Especially encouraging are the results Dr. Pedersen has seen in more complex cases, which include lesions greater than 45 mm in length, bifurcation stenosis (stenosis occurring at a place where vessels branch off), and aorto-ostial lesions. In 103 patients with in-stent restenosis who were studied and treated with gamma brachytherapy (137 lesions), the restenosis rate was as low as 10% or less after 6 months of follow-up. This represents a clear benefit over previous therapies, even in more difficult cases. The study concluded that gamma brachytherapy for coronary in-stent restenosis is "highly efficacious" in a high-volume clinical practice with diverse complex anatomic subsets of patients, or in other words, "real world experience."

This conclusion is in agreement with three randomized studies. The SCRIPPS (Scripps Coronary Radiation to Inhibit Proliferation Post Stenting) and WRIST (Washington Radiation for In-Stent Restenosis Trial) trials were single-center studies, and the GAMMA I trial was a multicenter study, and all demonstrated a clear benefit from brachytherapy. Restenosis decreased by 30% to 60%, and there appeared to be no adverse effects from the therapy. A limitation of brachytherapy is that the procedure can't be repeated if stenosis recurs in a treated lesion because of the concern of toxicity with repeated radiation. However, if an artery becomes renarrowed, procedures such as stenting, balloon angioplasty, or atherectomy can be repeated, or bypass surgery can be done. Also, a drug-eluting stent can be placed in the artery in hopes of a more long-term solution.

High power microscopic view of the fibrous restenosis tissue called neointimal hyperplasia. This shows many cells in a bed of matrix.

Drug-Eluting Stents
"This is the biggest advance I've seen since I've been at the Minneapolis Heart Institute," said Michael Mooney, MD, in discussing drug-eluting stents. "It represents a fundamental change; restenosis has been a major limitation in the treatment of coronary artery disease, and the drug-eluting stent is a major new tool for preventing it."

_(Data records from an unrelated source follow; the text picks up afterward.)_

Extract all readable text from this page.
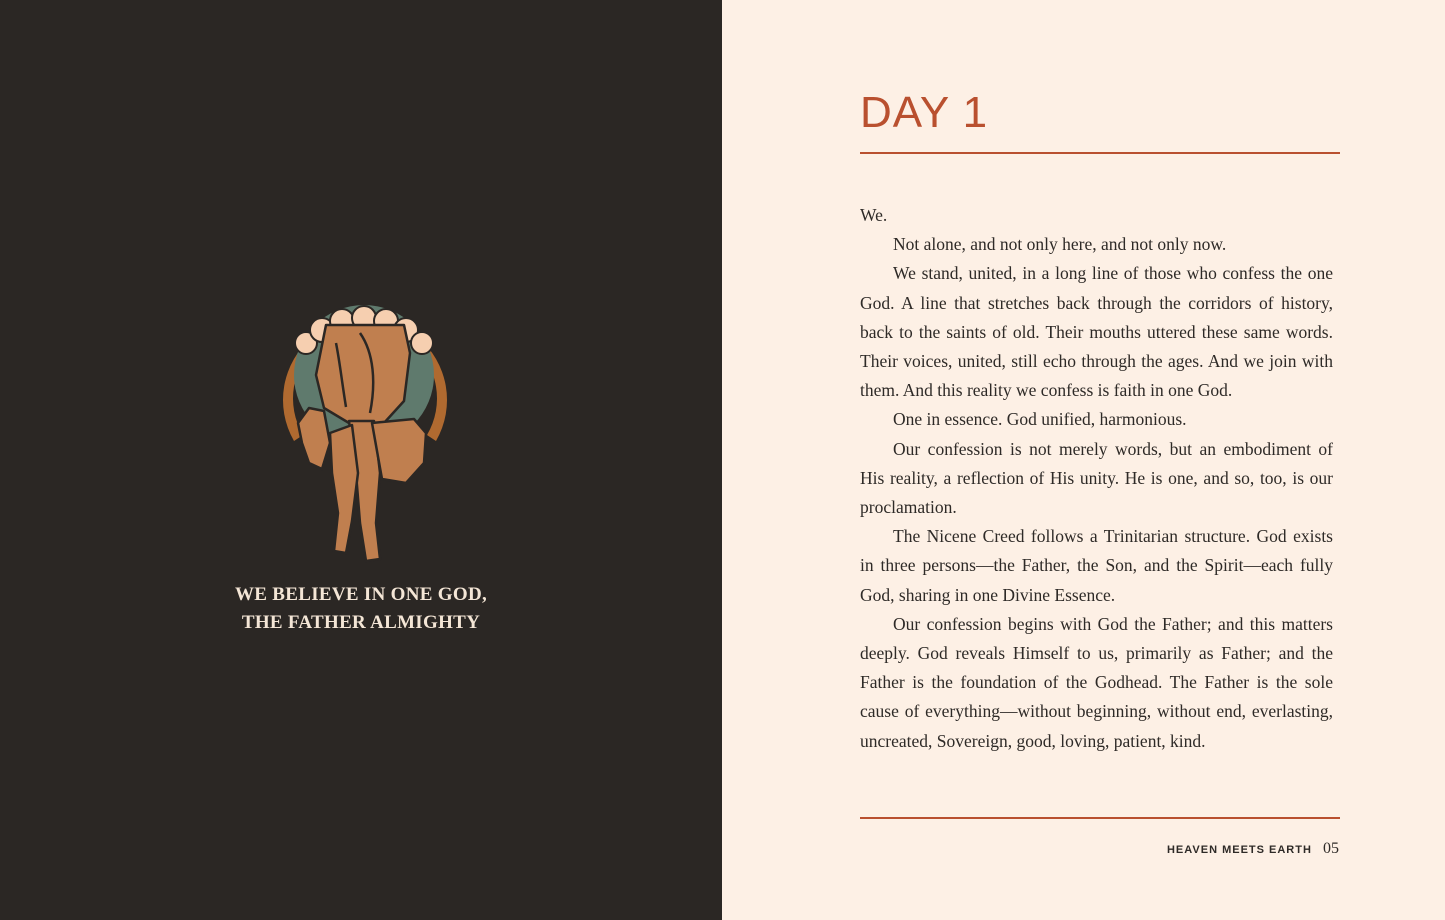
WE BELIEVE IN ONE GOD,
THE FATHER ALMIGHTY
DAY 1

We.

Not alone, and not only here, and not only now.

We stand, united, in a long line of those who confess the one God. A line that stretches back through the corridors of history, back to the saints of old. Their mouths uttered these same words. Their voices, united, still echo through the ages. And we join with them. And this reality we confess is faith in one God.

One in essence. God unified, harmonious.

Our confession is not merely words, but an embodiment of His reality, a reflection of His unity. He is one, and so, too, is our proclamation.

The Nicene Creed follows a Trinitarian structure. God exists in three persons—the Father, the Son, and the Spirit—each fully God, sharing in one Divine Essence.

Our confession begins with God the Father; and this matters deeply. God reveals Himself to us, primarily as Father; and the Father is the foundation of the Godhead. The Father is the sole cause of everything—without beginning, without end, everlasting, uncreated, Sovereign, good, loving, patient, kind.

HEAVEN MEETS EARTH 05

Along with 55 key centers in the United States, MHIF is the only center in the Twin Cities area that is conducting trials of drug-eluting stents. The SIRIUS study, a large, randomized, double-blinded, placebo-controlled trial, assessed the effectiveness and safety of stents coated with sirolimus, an immunosuppressive agent approved by the US Food and Drug Administration for the prevention of organ rejection following renal transplantation. Sirolimus not only blocks proliferation of cells, but also inhibits inflammation. The study included 1,100 patients and demonstrated excellent results. "None of the treated patients have returned with reblockages," said Dr. Mooney. Follow-up is available up to two years from European studies. "The benefit appears to be real, if we've seen no restenosis at two years," Dr. Mooney said. Other trials are being conducted with another drug called paclitaxel. DELIVER is a multicenter, randomized study that will enroll up to 1,042 patients in approximately 70 centers nationwide. The TAXUS IV clinical trial is the fourth in a series of studies designed to collect clinical information on paclitaxel-eluting stents.